My first visual handshake with the band was watching a video from their song “Buddy Holly.” Sure, I recognized some of their songs from the radio, but this was the first one I listened to knowing it was them.

“Oh, wee-ooh, I look just like Buddy Holly. Oh, oh, and you're Mary Tyler Moore.”

I could see what fans enjoyed about them. The band is quirky, their songs mix a unique flow with memorable lyrics, and they hit at just the right time in musical history to make their mark.


“For the Leathernecks” is a series of comedic, musical and specialty shows hosted by the Single Marine Program offering Marines and Sailors a break from their day-to-day routine.

It was through this program that my crash course on Weezer would become an up-close encounter.

To cover the event, my first time covering a big name, our work started before the band ever set foot on stage.

Hours until show time, the stage was already set.
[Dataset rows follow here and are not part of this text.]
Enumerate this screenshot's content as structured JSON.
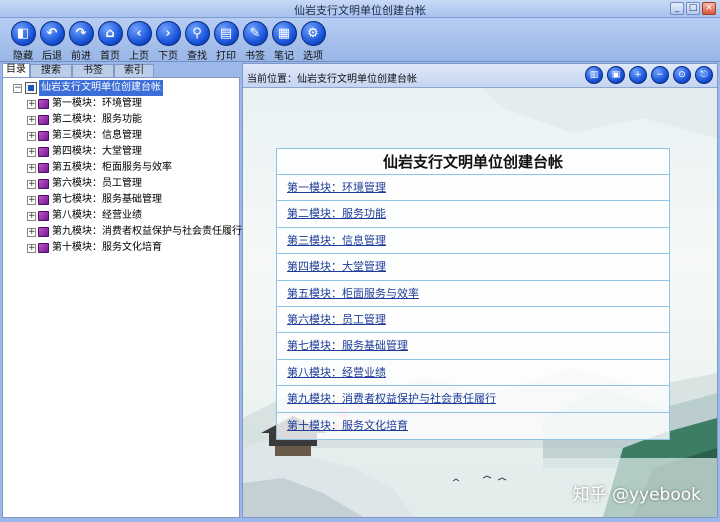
{
  "window": {
    "title": "仙岩支行文明单位创建台帐",
    "minimize": "_",
    "maximize": "□",
    "close": "×"
  },
  "toolbar": [
    {
      "label": "隐藏",
      "icon": "hide-icon",
      "glyph": "◧"
    },
    {
      "label": "后退",
      "icon": "back-icon",
      "glyph": "↶"
    },
    {
      "label": "前进",
      "icon": "forward-icon",
      "glyph": "↷"
    },
    {
      "label": "首页",
      "icon": "home-icon",
      "glyph": "⌂"
    },
    {
      "label": "上页",
      "icon": "prev-page-icon",
      "glyph": "‹"
    },
    {
      "label": "下页",
      "icon": "next-page-icon",
      "glyph": "›"
    },
    {
      "label": "查找",
      "icon": "find-icon",
      "glyph": "⚲"
    },
    {
      "label": "打印",
      "icon": "print-icon",
      "glyph": "▤"
    },
    {
      "label": "书签",
      "icon": "bookmark-icon",
      "glyph": "✎"
    },
    {
      "label": "笔记",
      "icon": "note-icon",
      "glyph": "▦"
    },
    {
      "label": "选项",
      "icon": "options-icon",
      "glyph": "⚙"
    }
  ],
  "tabs": [
    "目录",
    "搜索",
    "书签",
    "索引"
  ],
  "tree": {
    "root": "仙岩支行文明单位创建台帐",
    "items": [
      "第一模块：环境管理",
      "第二模块：服务功能",
      "第三模块：信息管理",
      "第四模块：大堂管理",
      "第五模块：柜面服务与效率",
      "第六模块：员工管理",
      "第七模块：服务基础管理",
      "第八模块：经营业绩",
      "第九模块：消费者权益保护与社会责任履行",
      "第十模块：服务文化培育"
    ],
    "expander": "+",
    "root_expander": "−"
  },
  "location": {
    "label": "当前位置：",
    "value": "仙岩支行文明单位创建台帐"
  },
  "location_buttons": [
    {
      "icon": "contents-icon",
      "glyph": "▥"
    },
    {
      "icon": "fullscreen-icon",
      "glyph": "▣"
    },
    {
      "icon": "zoom-in-icon",
      "glyph": "+"
    },
    {
      "icon": "zoom-out-icon",
      "glyph": "−"
    },
    {
      "icon": "zoom-fit-icon",
      "glyph": "⊙"
    },
    {
      "icon": "exit-icon",
      "glyph": "⎋"
    }
  ],
  "panel": {
    "title": "仙岩支行文明单位创建台帐",
    "links": [
      "第一模块：环境管理",
      "第二模块：服务功能",
      "第三模块：信息管理",
      "第四模块：大堂管理",
      "第五模块：柜面服务与效率",
      "第六模块：员工管理",
      "第七模块：服务基础管理",
      "第八模块：经营业绩",
      "第九模块：消费者权益保护与社会责任履行",
      "第十模块：服务文化培育"
    ]
  },
  "watermark": "知乎 @yyebook"
}
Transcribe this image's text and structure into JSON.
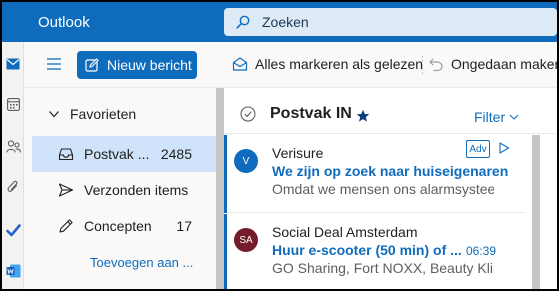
{
  "app": {
    "title": "Outlook"
  },
  "search": {
    "placeholder": "Zoeken"
  },
  "toolbar": {
    "new_message_label": "Nieuw bericht",
    "mark_all_read_label": "Alles markeren als gelezen",
    "undo_label": "Ongedaan maken"
  },
  "folders": {
    "favorites_label": "Favorieten",
    "items": [
      {
        "label": "Postvak ...",
        "count": "2485",
        "icon": "inbox-icon",
        "selected": true
      },
      {
        "label": "Verzonden items",
        "count": "",
        "icon": "send-icon",
        "selected": false
      },
      {
        "label": "Concepten",
        "count": "17",
        "icon": "pencil-icon",
        "selected": false
      }
    ],
    "add_favorite_label": "Toevoegen aan ..."
  },
  "message_list": {
    "title": "Postvak IN",
    "filter_label": "Filter",
    "messages": [
      {
        "avatar": "V",
        "sender": "Verisure",
        "subject": "We zijn op zoek naar huiseigenaren",
        "preview": "Omdat we mensen ons alarmsysteem...",
        "badge": "Adv",
        "time": ""
      },
      {
        "avatar": "SA",
        "sender": "Social Deal Amsterdam",
        "subject": "Huur e-scooter (50 min) of ...",
        "preview": "GO Sharing, Fort NOXX, Beauty Kliniek...",
        "badge": "",
        "time": "06:39"
      }
    ]
  },
  "colors": {
    "brand": "#0f6cbd",
    "selected_folder": "#cfe4fa",
    "avatar_sa": "#751d2b"
  }
}
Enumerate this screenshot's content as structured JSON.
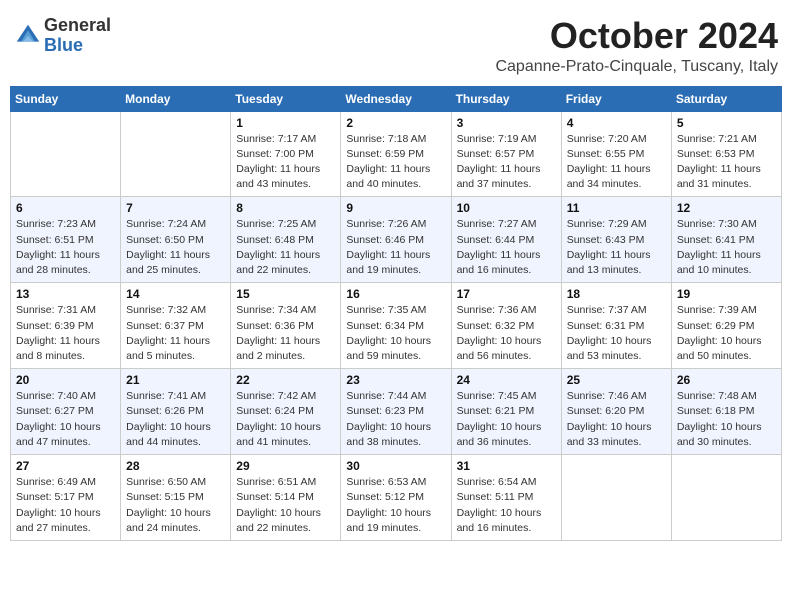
{
  "header": {
    "logo_general": "General",
    "logo_blue": "Blue",
    "month_title": "October 2024",
    "location": "Capanne-Prato-Cinquale, Tuscany, Italy"
  },
  "weekdays": [
    "Sunday",
    "Monday",
    "Tuesday",
    "Wednesday",
    "Thursday",
    "Friday",
    "Saturday"
  ],
  "weeks": [
    [
      {
        "day": "",
        "info": ""
      },
      {
        "day": "",
        "info": ""
      },
      {
        "day": "1",
        "info": "Sunrise: 7:17 AM\nSunset: 7:00 PM\nDaylight: 11 hours and 43 minutes."
      },
      {
        "day": "2",
        "info": "Sunrise: 7:18 AM\nSunset: 6:59 PM\nDaylight: 11 hours and 40 minutes."
      },
      {
        "day": "3",
        "info": "Sunrise: 7:19 AM\nSunset: 6:57 PM\nDaylight: 11 hours and 37 minutes."
      },
      {
        "day": "4",
        "info": "Sunrise: 7:20 AM\nSunset: 6:55 PM\nDaylight: 11 hours and 34 minutes."
      },
      {
        "day": "5",
        "info": "Sunrise: 7:21 AM\nSunset: 6:53 PM\nDaylight: 11 hours and 31 minutes."
      }
    ],
    [
      {
        "day": "6",
        "info": "Sunrise: 7:23 AM\nSunset: 6:51 PM\nDaylight: 11 hours and 28 minutes."
      },
      {
        "day": "7",
        "info": "Sunrise: 7:24 AM\nSunset: 6:50 PM\nDaylight: 11 hours and 25 minutes."
      },
      {
        "day": "8",
        "info": "Sunrise: 7:25 AM\nSunset: 6:48 PM\nDaylight: 11 hours and 22 minutes."
      },
      {
        "day": "9",
        "info": "Sunrise: 7:26 AM\nSunset: 6:46 PM\nDaylight: 11 hours and 19 minutes."
      },
      {
        "day": "10",
        "info": "Sunrise: 7:27 AM\nSunset: 6:44 PM\nDaylight: 11 hours and 16 minutes."
      },
      {
        "day": "11",
        "info": "Sunrise: 7:29 AM\nSunset: 6:43 PM\nDaylight: 11 hours and 13 minutes."
      },
      {
        "day": "12",
        "info": "Sunrise: 7:30 AM\nSunset: 6:41 PM\nDaylight: 11 hours and 10 minutes."
      }
    ],
    [
      {
        "day": "13",
        "info": "Sunrise: 7:31 AM\nSunset: 6:39 PM\nDaylight: 11 hours and 8 minutes."
      },
      {
        "day": "14",
        "info": "Sunrise: 7:32 AM\nSunset: 6:37 PM\nDaylight: 11 hours and 5 minutes."
      },
      {
        "day": "15",
        "info": "Sunrise: 7:34 AM\nSunset: 6:36 PM\nDaylight: 11 hours and 2 minutes."
      },
      {
        "day": "16",
        "info": "Sunrise: 7:35 AM\nSunset: 6:34 PM\nDaylight: 10 hours and 59 minutes."
      },
      {
        "day": "17",
        "info": "Sunrise: 7:36 AM\nSunset: 6:32 PM\nDaylight: 10 hours and 56 minutes."
      },
      {
        "day": "18",
        "info": "Sunrise: 7:37 AM\nSunset: 6:31 PM\nDaylight: 10 hours and 53 minutes."
      },
      {
        "day": "19",
        "info": "Sunrise: 7:39 AM\nSunset: 6:29 PM\nDaylight: 10 hours and 50 minutes."
      }
    ],
    [
      {
        "day": "20",
        "info": "Sunrise: 7:40 AM\nSunset: 6:27 PM\nDaylight: 10 hours and 47 minutes."
      },
      {
        "day": "21",
        "info": "Sunrise: 7:41 AM\nSunset: 6:26 PM\nDaylight: 10 hours and 44 minutes."
      },
      {
        "day": "22",
        "info": "Sunrise: 7:42 AM\nSunset: 6:24 PM\nDaylight: 10 hours and 41 minutes."
      },
      {
        "day": "23",
        "info": "Sunrise: 7:44 AM\nSunset: 6:23 PM\nDaylight: 10 hours and 38 minutes."
      },
      {
        "day": "24",
        "info": "Sunrise: 7:45 AM\nSunset: 6:21 PM\nDaylight: 10 hours and 36 minutes."
      },
      {
        "day": "25",
        "info": "Sunrise: 7:46 AM\nSunset: 6:20 PM\nDaylight: 10 hours and 33 minutes."
      },
      {
        "day": "26",
        "info": "Sunrise: 7:48 AM\nSunset: 6:18 PM\nDaylight: 10 hours and 30 minutes."
      }
    ],
    [
      {
        "day": "27",
        "info": "Sunrise: 6:49 AM\nSunset: 5:17 PM\nDaylight: 10 hours and 27 minutes."
      },
      {
        "day": "28",
        "info": "Sunrise: 6:50 AM\nSunset: 5:15 PM\nDaylight: 10 hours and 24 minutes."
      },
      {
        "day": "29",
        "info": "Sunrise: 6:51 AM\nSunset: 5:14 PM\nDaylight: 10 hours and 22 minutes."
      },
      {
        "day": "30",
        "info": "Sunrise: 6:53 AM\nSunset: 5:12 PM\nDaylight: 10 hours and 19 minutes."
      },
      {
        "day": "31",
        "info": "Sunrise: 6:54 AM\nSunset: 5:11 PM\nDaylight: 10 hours and 16 minutes."
      },
      {
        "day": "",
        "info": ""
      },
      {
        "day": "",
        "info": ""
      }
    ]
  ]
}
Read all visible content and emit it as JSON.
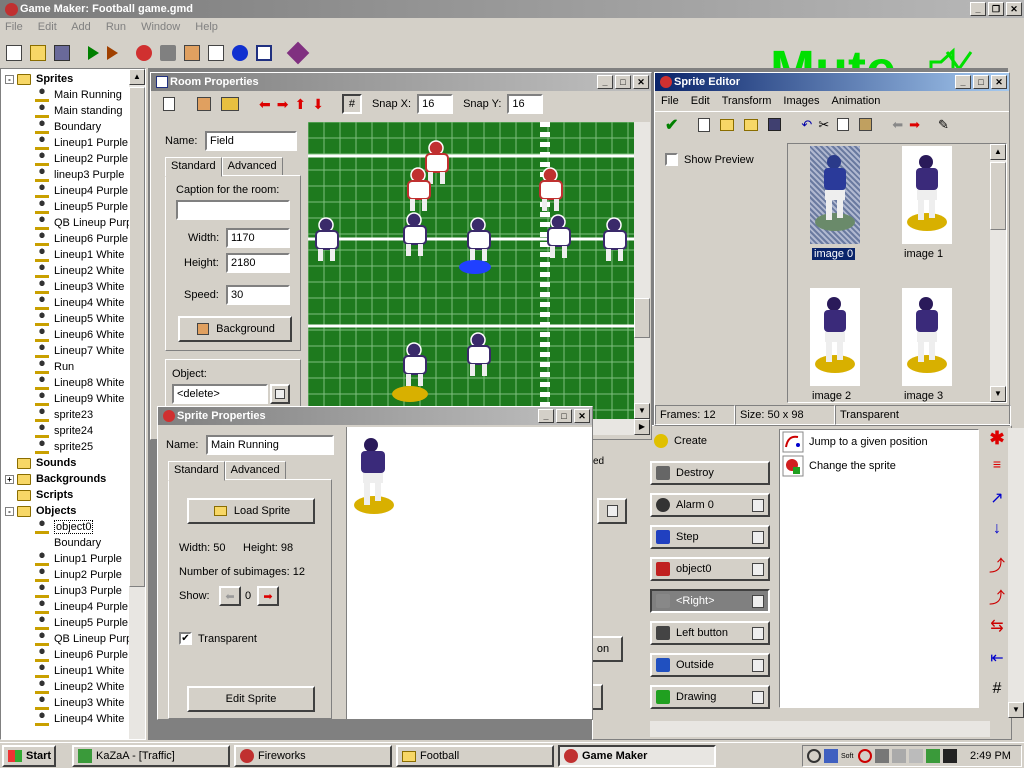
{
  "app": {
    "title": "Game Maker: Football game.gmd"
  },
  "menu": [
    "File",
    "Edit",
    "Add",
    "Run",
    "Window",
    "Help"
  ],
  "mute_overlay": "Mute",
  "tree": {
    "sprites_label": "Sprites",
    "sprites": [
      "Main Running",
      "Main standing",
      "Boundary",
      "Lineup1 Purple",
      "Lineup2 Purple",
      "lineup3 Purple",
      "Lineup4 Purple",
      "Lineup5 Purple",
      "QB Lineup Purple",
      "Lineup6 Purple",
      "Lineup1 White",
      "Lineup2 White",
      "Lineup3 White",
      "Lineup4 White",
      "Lineup5 White",
      "Lineup6 White",
      "Lineup7 White",
      "Run",
      "Lineup8 White",
      "Lineup9 White",
      "sprite23",
      "sprite24",
      "sprite25"
    ],
    "sounds_label": "Sounds",
    "backgrounds_label": "Backgrounds",
    "scripts_label": "Scripts",
    "objects_label": "Objects",
    "objects": [
      "object0",
      "Boundary",
      "Linup1 Purple",
      "Linup2 Purple",
      "Linup3 Purple",
      "Lineup4 Purple",
      "Lineup5 Purple",
      "QB Lineup Purple",
      "Lineup6 Purple",
      "Lineup1 White",
      "Lineup2 White",
      "Lineup3 White",
      "Lineup4 White"
    ]
  },
  "room": {
    "title": "Room Properties",
    "snap_x_label": "Snap X:",
    "snap_x": "16",
    "snap_y_label": "Snap Y:",
    "snap_y": "16",
    "name_label": "Name:",
    "name": "Field",
    "tab_standard": "Standard",
    "tab_advanced": "Advanced",
    "caption_label": "Caption for the room:",
    "caption": "",
    "width_label": "Width:",
    "width": "1170",
    "height_label": "Height:",
    "height": "2180",
    "speed_label": "Speed:",
    "speed": "30",
    "background_btn": "Background",
    "object_label": "Object:",
    "object_value": "<delete>"
  },
  "sprite_editor": {
    "title": "Sprite Editor",
    "menu": [
      "File",
      "Edit",
      "Transform",
      "Images",
      "Animation"
    ],
    "show_preview": "Show Preview",
    "frames": [
      {
        "label": "image 0",
        "selected": true
      },
      {
        "label": "image 1",
        "selected": false
      },
      {
        "label": "image 2",
        "selected": false
      },
      {
        "label": "image 3",
        "selected": false
      }
    ],
    "status_frames": "Frames: 12",
    "status_size": "Size: 50 x 98",
    "status_transparent": "Transparent"
  },
  "sprite_props": {
    "title": "Sprite Properties",
    "name_label": "Name:",
    "name": "Main Running",
    "tab_standard": "Standard",
    "tab_advanced": "Advanced",
    "load_sprite": "Load Sprite",
    "width_text": "Width: 50",
    "height_text": "Height: 98",
    "subimages": "Number of subimages: 12",
    "show_label": "Show:",
    "show_value": "0",
    "transparent_label": "Transparent",
    "edit_sprite": "Edit Sprite"
  },
  "object_window": {
    "partial_tab": "ed",
    "partial_btn": "on",
    "events": [
      "Create",
      "Destroy",
      "Alarm 0",
      "Step",
      "object0",
      "<Right>",
      "Left button",
      "Outside",
      "Drawing"
    ],
    "actions": [
      "Jump to a given position",
      "Change the sprite"
    ]
  },
  "taskbar": {
    "start": "Start",
    "tasks": [
      "KaZaA - [Traffic]",
      "Fireworks",
      "Football",
      "Game Maker"
    ],
    "tray_text": "Soft",
    "clock": "2:49 PM"
  },
  "colors": {
    "title_active": "#0a246a",
    "field_green": "#1e7a1e",
    "mute_green": "#00e000"
  }
}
I hesitated at first and then climbed the metal stairs to the top. A drum set with green and purple markings sat on a pedestal. Old set lists and schedules plastered all over the sound technician’s station.  Then there were the guitars.

My eyes were instantly drawn to a bright pastel blue guitar with stickers decorating its face. A cute little tiger sitting on a horse, katakana writing down the side. Boba Fett. Shakespeare in glasses. Domo-kun playing a yellow guitar. I didn’t know at the time the guitar belonged to Rivers Cuomo, Weezer’s lead, but, from what I could recognize, I did know it belonged to a geek.  


The opening act was small time. A group of dancers that could just as easily be at a county fair, the audience remained seated. Distant. Observing, sometimes reacting but not overly engaged. That changed the moment Weezer stepped on stage.

The stands nearly emptied and those seated up front surged forward to the gate line, eager to close the distance between them and the real reason they’d come out. Cheering, hands thrown up in the air, singing along to the songs they loved. The crowd was happy.

Front and foremost was geeky guitar guy, Cuomo. He sported thick-rimmed glasses and enough facial hair to spark jealousy in some Marines. To his left was a lean man in shades, long hair obscuring his face as he moved back and forth between guitar and keyboard. To his right, a bass guitarist in a blue-plaid button-up, large rings adorning his fingers as they danced across the strings. Behind him, taking his throne at the drums, a man in a banana shirt.

I leaned against the speakers, feeling the music pump out of them, literally pulsing with each beat. So loud you could shout to the person next to you and have them not hear a word.

Weezer was working the crowd. They’d signed a guy’s guitar, threw up a two-handed W-sign and moved as much off stage as they could, fanning the crowd’s enthusiasm.

Without meaning to I found myself humming to what songs I knew as I climbed up on the speakers to get a better look at the crowd. Two women up front were killing it. They screamed, they head-banged, they jumped up and down. Guys jumped up on their buddies’ shoulders, throwing up their hands and shouting out lyrics. Smiles were abundant.

It was Friday afternoon, it was hot, I probably had sunburn and I had no clue if we were going to be able to get all the photos we needed. The band wrapped up, Scott Shriner, Weezer’s bassist, delicately placing his bass on the ground before hurrying back stage.

“One more song! One more song!”

The crowd begged, shouting over and over again until it seemed like they should give up. A few on the outskirts started to wonder off, already deciding on what they to do now that the show was over.

Then, Weezer reappeared.

Shriner picked his bass, Patrick Wilson settled in behind the drums, Brian Bell and Rivers Cuomo grabbed their guitars and they played.

One more song.

“Oh, wee-ooh, I look just like Buddy Holly.”